Repleta de assassinatos, loucura e fantasmas, a obra de Poe é irresistível para cineastas por causa de suas imagens ousadas e impacto emocional poderoso. Apesar disso, porém, Poe não é tão apropriado para o cinema quanto seus escritos sugerem. Um grande problema é que ele escreveu quase exclusivamente em formatos curtos e seus efeitos são altamente concentrados. Diluído, um conto como "A Máscara da Morte Vermelha" pode parecer tolo.

"The Avenging Conscience" é surpreendentemente convincente, apesar do abismo que separa a sensibilidade decadente de Poe do humanismo sincero de Griffith. Este nem sequer tenta recriar a atmosfera gótica da obra "O Coração Revelador". Ele apenas pega o conceito central da história -um morto, com seu coração aparentemente ainda batendo, é escondido sob o piso do quarto de seu assassino- e o utiliza como símbolo da culpa do assassino. "The Avenging Conscience" mal parece um filme de horror e, surpreendentemente, isso funciona bem.
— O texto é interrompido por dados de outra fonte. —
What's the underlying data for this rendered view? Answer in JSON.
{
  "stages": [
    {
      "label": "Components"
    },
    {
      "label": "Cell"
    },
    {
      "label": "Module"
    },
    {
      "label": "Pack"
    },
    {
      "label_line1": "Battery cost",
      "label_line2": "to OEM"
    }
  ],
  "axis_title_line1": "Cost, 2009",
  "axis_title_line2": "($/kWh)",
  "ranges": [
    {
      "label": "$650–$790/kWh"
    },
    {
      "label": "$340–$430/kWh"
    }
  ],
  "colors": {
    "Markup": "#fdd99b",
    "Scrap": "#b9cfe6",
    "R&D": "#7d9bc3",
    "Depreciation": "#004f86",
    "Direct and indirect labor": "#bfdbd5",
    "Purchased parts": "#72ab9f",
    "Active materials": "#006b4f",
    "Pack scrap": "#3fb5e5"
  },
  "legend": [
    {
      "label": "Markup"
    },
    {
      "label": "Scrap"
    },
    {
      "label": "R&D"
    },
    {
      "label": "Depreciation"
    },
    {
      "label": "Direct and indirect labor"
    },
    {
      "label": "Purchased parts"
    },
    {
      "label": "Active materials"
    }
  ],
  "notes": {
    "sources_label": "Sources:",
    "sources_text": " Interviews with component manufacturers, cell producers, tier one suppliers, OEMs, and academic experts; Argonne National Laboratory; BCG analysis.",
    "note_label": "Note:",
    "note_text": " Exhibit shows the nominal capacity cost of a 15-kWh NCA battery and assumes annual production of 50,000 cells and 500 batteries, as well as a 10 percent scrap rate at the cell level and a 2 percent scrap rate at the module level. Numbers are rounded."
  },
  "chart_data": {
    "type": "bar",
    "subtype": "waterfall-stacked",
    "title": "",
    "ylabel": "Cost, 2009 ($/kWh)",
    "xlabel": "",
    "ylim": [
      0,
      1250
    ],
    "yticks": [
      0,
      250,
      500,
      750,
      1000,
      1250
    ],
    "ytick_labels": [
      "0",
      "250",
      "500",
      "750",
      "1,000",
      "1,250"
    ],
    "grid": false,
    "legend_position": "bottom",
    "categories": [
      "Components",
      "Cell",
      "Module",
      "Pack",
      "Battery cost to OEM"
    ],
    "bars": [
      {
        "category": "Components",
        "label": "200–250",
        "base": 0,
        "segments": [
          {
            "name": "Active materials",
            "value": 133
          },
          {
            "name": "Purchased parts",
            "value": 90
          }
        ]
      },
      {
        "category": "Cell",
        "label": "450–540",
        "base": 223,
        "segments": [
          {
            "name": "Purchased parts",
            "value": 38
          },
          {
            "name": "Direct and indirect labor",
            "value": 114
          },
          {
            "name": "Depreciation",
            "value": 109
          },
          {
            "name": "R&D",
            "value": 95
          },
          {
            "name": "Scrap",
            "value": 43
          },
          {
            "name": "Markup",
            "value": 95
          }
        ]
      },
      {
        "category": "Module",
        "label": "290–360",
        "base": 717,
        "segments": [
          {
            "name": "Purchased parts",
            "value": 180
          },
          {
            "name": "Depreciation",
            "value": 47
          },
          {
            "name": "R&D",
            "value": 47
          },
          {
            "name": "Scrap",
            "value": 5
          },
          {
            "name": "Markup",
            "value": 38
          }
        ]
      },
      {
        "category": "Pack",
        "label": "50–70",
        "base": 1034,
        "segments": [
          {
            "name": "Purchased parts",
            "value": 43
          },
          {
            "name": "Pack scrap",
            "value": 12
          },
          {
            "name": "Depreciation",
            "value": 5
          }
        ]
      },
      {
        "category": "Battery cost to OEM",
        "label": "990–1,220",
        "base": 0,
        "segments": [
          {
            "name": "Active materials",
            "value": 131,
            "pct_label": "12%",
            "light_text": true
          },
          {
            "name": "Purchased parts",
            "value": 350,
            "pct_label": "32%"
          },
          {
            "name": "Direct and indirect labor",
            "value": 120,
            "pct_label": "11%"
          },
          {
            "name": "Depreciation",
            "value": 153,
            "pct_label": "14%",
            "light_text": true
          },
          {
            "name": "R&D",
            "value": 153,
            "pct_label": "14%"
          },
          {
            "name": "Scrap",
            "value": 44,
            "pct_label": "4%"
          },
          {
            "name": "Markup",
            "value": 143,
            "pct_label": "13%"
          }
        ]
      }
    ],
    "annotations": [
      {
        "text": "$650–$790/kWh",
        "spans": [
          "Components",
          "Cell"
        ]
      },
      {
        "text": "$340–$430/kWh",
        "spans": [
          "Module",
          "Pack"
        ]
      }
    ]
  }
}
Griffith trata a história como um drama moral e por isso o filme carrega mais convicção que muitas adaptações de Poe que procuram intensificar o caráter assustador do escritor mais assustador que já viveu.

Dario Argento é um dos poucos diretores cuja sensibilidade chega perto de ser tão imaginativamente repugnante quanto a de Poe. Em "Dois Olhos Satânicos" (1990), ele usa um estilo aveludado que combina com Poe. É tudo o que se pode pedir e, normalmente, é obtido por diretores europeus. Roger Vadim, Louis Malle e Federico Fellini montaram a antologia "Histórias Extraordinárias" (1968). "William Wilson", de Malle, é memorável.

Mas o filme mais assustador já feito a partir de obras de Edgar Allan Poe foi o curta de 15 minutos "The Fall of the House of Usher" (1980), do animador tcheco Jan Svankmajer.

Não há seres humanos, apenas uma casa de aparência morta no meio de uma paisagem que parece estar mergulhando nela mesma. As palavras de Poe, lidas na trilha sonora, preenchem os espaços vazios. O ritmo do filme é enlouquecedor e inconfundível: é o bater do coração sombrio do autor.